Brasília - No Dia Mundial do Coração, comemorado neste sábado (29), várias ações estão programadas em todo o país para chamar a atenção quanto às doenças cardiovasculares e orientar a população sobre a importância de adquirir hábitos mais saudáveis. Em Brasília, Campo Grande e Natal, por exemplo, estão sendo realizados exames gratuitos para verificação da pressão arterial e da glicemia, além do cálculo do Índice de Massa Corporal (IMC), palestras, caminhadas, corridas, concertos e eventos desportivos.

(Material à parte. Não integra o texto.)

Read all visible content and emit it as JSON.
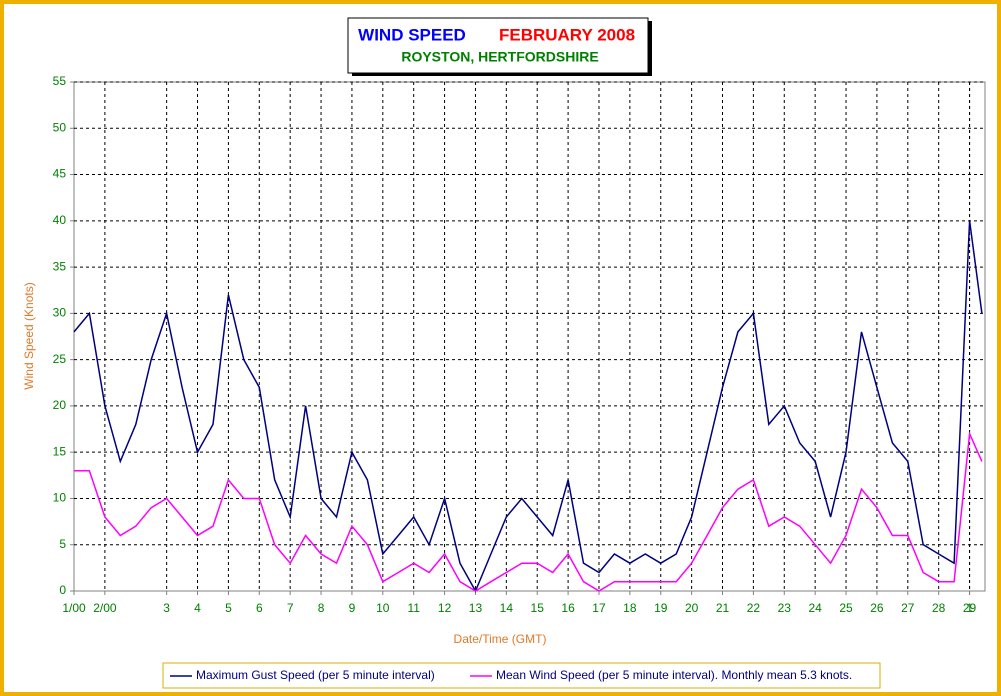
{
  "chart_data": {
    "type": "line",
    "title": "WIND SPEED",
    "period": "FEBRUARY 2008",
    "subtitle": "ROYSTON, HERTFORDSHIRE",
    "xlabel": "Date/Time (GMT)",
    "ylabel": "Wind Speed (Knots)",
    "x": [
      0,
      0.5,
      1,
      1.5,
      2,
      2.5,
      3,
      3.5,
      4,
      4.5,
      5,
      5.5,
      6,
      6.5,
      7,
      7.5,
      8,
      8.5,
      9,
      9.5,
      10,
      10.5,
      11,
      11.5,
      12,
      12.5,
      13,
      13.5,
      14,
      14.5,
      15,
      15.5,
      16,
      16.5,
      17,
      17.5,
      18,
      18.5,
      19,
      19.5,
      20,
      20.5,
      21,
      21.5,
      22,
      22.5,
      23,
      23.5,
      24,
      24.5,
      25,
      25.5,
      26,
      26.5,
      27,
      27.5,
      28,
      28.5,
      29,
      29.4
    ],
    "series": [
      {
        "name": "Maximum Gust Speed (per 5 minute interval)",
        "color": "#000080",
        "values": [
          28,
          30,
          20,
          14,
          18,
          25,
          30,
          22,
          15,
          18,
          32,
          25,
          22,
          12,
          8,
          20,
          10,
          8,
          15,
          12,
          4,
          6,
          8,
          5,
          10,
          3,
          0,
          4,
          8,
          10,
          8,
          6,
          12,
          3,
          2,
          4,
          3,
          4,
          3,
          4,
          8,
          15,
          22,
          28,
          30,
          18,
          20,
          16,
          14,
          8,
          15,
          28,
          22,
          16,
          14,
          5,
          4,
          3,
          40,
          30
        ]
      },
      {
        "name": "Mean Wind Speed (per 5 minute interval). Monthly mean 5.3 knots.",
        "color": "#ff00ff",
        "values": [
          13,
          13,
          8,
          6,
          7,
          9,
          10,
          8,
          6,
          7,
          12,
          10,
          10,
          5,
          3,
          6,
          4,
          3,
          7,
          5,
          1,
          2,
          3,
          2,
          4,
          1,
          0,
          1,
          2,
          3,
          3,
          2,
          4,
          1,
          0,
          1,
          1,
          1,
          1,
          1,
          3,
          6,
          9,
          11,
          12,
          7,
          8,
          7,
          5,
          3,
          6,
          11,
          9,
          6,
          6,
          2,
          1,
          1,
          17,
          14
        ]
      }
    ],
    "xlim": [
      0,
      29.5
    ],
    "xticks": [
      {
        "value": 0,
        "label": "1/00"
      },
      {
        "value": 1,
        "label": "2/00"
      },
      3,
      4,
      5,
      6,
      7,
      8,
      9,
      10,
      11,
      12,
      13,
      14,
      15,
      16,
      17,
      18,
      19,
      20,
      21,
      22,
      23,
      24,
      25,
      26,
      27,
      28,
      29,
      {
        "value": 29,
        "label": "1"
      }
    ],
    "ylim": [
      0,
      55
    ],
    "yticks": [
      0,
      5,
      10,
      15,
      20,
      25,
      30,
      35,
      40,
      45,
      50,
      55
    ],
    "grid": true
  }
}
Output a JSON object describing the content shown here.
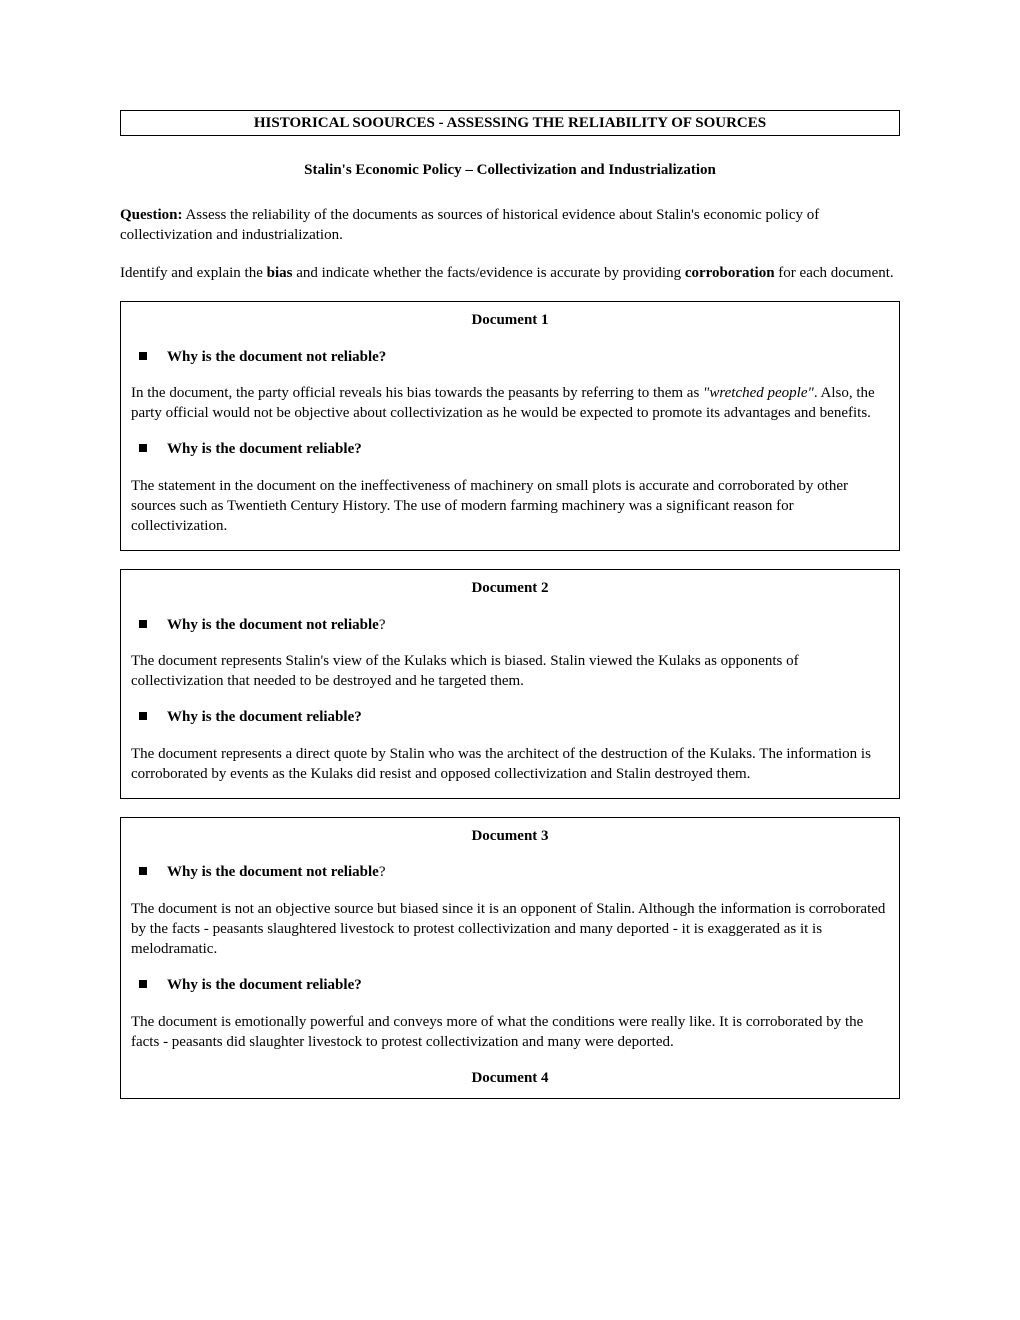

Segundo a Federação Mundial do Coração, as doenças cardiovasculares são responsáveis por 17,3 milhões de mortes anualmente, das quais 8,6 milhões são de mulheres. Os números continuam a subir e a estimativa é que, até 2030, as mortes cheguem a 23 milhões.

No Brasil, cerca de 320 mil brasileiros morrem anualmente devido às doenças cardiovasculares. O cardiologista Fausto Stauffer, da Associação Médica Brasileira (AMB), explica que a prevenção é o melhor tratamento para as doenças do coração. Manter uma alimentação saudável, praticar exercícios físicos e parar de fumar são pequenas mudanças nos hábitos de vida que podem reduzir o risco de doenças cardíacas e de acidentes vasculares cerebrais.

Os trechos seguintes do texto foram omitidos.